Wednesday, 04 February 2026, 12:53 pm

    PAGCOR earnings signal online gaming imperative

    PAGCOR’s 2025 earnings tell a clear story: the future of state gaming revenues is increasingly digital, even as traditional casinos lose ground and offshore gaming disappears from the mix.

    The Philippine Amusement and Gaming Corporation reported total revenues of P106.03 billion in 2025, down 5.1 percent from P111.72 billion a year earlier. The decline reflected weaker performance from land-based casinos and the removal of offshore gaming, which contributed nearly P3 billion in 2024 but generated nothing in 2025 following the ban.

    Gaming revenues slipped to P95.15 billion from P97.53 billion, but the headline numbers mask a sharper structural shift. More than half of gaming revenues, or P53.33 billion, came from electronic and online gaming activities, including eGames, eBingo and bingo grantees. 

    That segment grew 9.30 percent year on year, cushioning the drop in bricks-and-mortar operations.

    PAGCOR-operated casinos saw revenues fall 18 percent to P10.38 billion, while licensed casinos posted P31.44 billion, down 4.9 percent. 

    Chairman and CEO Alejandro H. Tengco attributed the slide to changing player behavior, with customers increasingly migrating to digital platforms.

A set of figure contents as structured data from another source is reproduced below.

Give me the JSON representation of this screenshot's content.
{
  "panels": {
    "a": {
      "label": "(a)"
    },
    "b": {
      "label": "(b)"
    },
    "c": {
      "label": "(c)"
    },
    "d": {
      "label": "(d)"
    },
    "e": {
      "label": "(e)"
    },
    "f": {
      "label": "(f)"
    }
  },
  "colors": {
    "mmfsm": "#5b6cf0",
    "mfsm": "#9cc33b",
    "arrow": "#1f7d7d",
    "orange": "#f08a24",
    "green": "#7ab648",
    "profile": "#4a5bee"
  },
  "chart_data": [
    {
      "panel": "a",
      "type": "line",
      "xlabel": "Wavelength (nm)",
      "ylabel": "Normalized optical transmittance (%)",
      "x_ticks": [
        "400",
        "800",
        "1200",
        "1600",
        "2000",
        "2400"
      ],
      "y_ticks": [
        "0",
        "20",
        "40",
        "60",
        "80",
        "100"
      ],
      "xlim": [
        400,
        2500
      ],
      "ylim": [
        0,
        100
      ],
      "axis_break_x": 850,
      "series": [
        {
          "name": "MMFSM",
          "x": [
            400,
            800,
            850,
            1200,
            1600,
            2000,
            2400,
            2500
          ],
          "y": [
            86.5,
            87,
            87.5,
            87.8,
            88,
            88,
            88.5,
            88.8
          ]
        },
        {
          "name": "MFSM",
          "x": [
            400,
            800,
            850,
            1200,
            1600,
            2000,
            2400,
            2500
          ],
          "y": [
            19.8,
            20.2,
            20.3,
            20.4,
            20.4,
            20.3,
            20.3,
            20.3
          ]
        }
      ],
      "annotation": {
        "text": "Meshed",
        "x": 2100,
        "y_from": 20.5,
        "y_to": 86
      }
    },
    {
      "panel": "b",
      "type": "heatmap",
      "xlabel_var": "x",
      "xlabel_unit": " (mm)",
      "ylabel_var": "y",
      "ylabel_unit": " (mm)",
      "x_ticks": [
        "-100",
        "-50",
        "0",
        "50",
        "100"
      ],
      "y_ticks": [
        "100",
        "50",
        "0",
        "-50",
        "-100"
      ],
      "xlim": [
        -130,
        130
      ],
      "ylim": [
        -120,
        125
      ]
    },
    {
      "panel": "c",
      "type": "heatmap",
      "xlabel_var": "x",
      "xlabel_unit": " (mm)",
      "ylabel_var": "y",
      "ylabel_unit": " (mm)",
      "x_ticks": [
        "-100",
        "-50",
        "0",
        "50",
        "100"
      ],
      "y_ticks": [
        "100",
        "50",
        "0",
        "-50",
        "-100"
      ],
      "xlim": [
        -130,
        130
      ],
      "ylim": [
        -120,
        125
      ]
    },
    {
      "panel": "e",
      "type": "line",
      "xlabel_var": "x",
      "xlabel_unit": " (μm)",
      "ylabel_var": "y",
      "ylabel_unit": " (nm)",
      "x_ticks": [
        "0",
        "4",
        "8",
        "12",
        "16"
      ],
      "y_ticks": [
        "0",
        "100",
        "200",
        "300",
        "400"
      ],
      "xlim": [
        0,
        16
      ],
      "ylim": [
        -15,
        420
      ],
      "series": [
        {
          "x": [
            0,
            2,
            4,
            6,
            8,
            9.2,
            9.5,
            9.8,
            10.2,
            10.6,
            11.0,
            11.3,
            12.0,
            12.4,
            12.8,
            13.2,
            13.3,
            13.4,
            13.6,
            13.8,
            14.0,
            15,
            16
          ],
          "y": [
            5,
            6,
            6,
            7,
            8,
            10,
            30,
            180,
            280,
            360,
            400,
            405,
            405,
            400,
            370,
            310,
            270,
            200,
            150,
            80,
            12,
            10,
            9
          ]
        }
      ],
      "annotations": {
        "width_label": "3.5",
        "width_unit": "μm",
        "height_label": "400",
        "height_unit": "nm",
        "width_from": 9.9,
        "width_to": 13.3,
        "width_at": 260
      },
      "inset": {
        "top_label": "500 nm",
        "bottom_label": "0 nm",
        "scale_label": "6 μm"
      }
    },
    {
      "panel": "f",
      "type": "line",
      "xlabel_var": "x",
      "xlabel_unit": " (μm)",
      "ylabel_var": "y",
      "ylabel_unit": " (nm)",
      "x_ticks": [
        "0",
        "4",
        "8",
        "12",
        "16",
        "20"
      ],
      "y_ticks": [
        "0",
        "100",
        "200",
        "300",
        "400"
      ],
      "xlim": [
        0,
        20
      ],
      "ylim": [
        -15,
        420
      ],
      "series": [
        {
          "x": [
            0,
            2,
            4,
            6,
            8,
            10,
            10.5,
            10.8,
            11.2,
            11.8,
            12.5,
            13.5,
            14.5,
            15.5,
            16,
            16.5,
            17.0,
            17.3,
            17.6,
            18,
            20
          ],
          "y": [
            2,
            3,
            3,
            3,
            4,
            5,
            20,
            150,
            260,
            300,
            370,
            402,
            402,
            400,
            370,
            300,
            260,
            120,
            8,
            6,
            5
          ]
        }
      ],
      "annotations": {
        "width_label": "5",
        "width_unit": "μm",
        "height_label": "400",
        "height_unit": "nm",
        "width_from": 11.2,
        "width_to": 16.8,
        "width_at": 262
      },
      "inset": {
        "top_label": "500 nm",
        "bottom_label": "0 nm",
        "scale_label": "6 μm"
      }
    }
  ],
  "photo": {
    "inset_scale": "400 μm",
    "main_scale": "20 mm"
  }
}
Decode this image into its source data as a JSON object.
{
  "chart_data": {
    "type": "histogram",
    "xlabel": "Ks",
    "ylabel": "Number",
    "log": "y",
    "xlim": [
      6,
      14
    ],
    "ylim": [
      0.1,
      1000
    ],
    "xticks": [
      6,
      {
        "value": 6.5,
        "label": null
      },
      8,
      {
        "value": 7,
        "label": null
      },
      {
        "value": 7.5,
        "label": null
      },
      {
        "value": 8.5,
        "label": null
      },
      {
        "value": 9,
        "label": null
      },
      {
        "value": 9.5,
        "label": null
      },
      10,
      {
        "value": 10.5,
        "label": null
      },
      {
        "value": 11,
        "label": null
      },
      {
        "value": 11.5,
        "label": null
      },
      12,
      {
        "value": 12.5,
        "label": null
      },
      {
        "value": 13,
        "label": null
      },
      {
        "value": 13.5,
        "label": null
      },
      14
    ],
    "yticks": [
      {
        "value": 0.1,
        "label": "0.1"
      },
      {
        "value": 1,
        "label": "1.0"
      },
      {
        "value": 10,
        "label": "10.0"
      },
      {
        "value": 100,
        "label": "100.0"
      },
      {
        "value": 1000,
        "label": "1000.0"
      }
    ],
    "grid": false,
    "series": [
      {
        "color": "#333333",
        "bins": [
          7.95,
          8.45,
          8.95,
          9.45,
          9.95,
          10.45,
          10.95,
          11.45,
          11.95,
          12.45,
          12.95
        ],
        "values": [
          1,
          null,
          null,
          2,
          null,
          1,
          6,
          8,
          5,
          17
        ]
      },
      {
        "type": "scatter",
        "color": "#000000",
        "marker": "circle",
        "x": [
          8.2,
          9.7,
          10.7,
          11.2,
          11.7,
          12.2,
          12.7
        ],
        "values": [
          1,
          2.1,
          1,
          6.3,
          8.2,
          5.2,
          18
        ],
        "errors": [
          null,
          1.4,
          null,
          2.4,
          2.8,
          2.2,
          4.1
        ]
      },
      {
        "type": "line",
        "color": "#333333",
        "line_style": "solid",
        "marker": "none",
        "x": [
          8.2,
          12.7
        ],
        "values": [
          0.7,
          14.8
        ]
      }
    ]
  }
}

    “This shift underscores the need for regulators to keep pace with how players engage with online gaming products,” Tengco said, noting that PAGCOR has tightened rules to ensure player protection, transparency and responsible gaming as online offerings expand.

    The earnings outcome strengthens the case for a deeper digital push. Despite lower revenues, PAGCOR’s net income rose 4.18 percent to P17.47 billion, suggesting that online gaming’s scalability and lower operating costs can support profitability even in a leaner revenue environment.

    PAGCOR’s role as a revenue generator for the state remained substantial. Total contributions to nation-building reached P66.95 billion, with P45.19 billion remitted to the National Treasury. Additional allocations went to sports development, socio-civic programs, host cities and other mandated beneficiaries.

    Taken together, the numbers point to a clear lesson from 2025: as player preferences evolve and legacy revenue streams fade, PAGCOR’s financial resilience will increasingly hinge on how effectively it expands and regulates its online gaming ecosystem.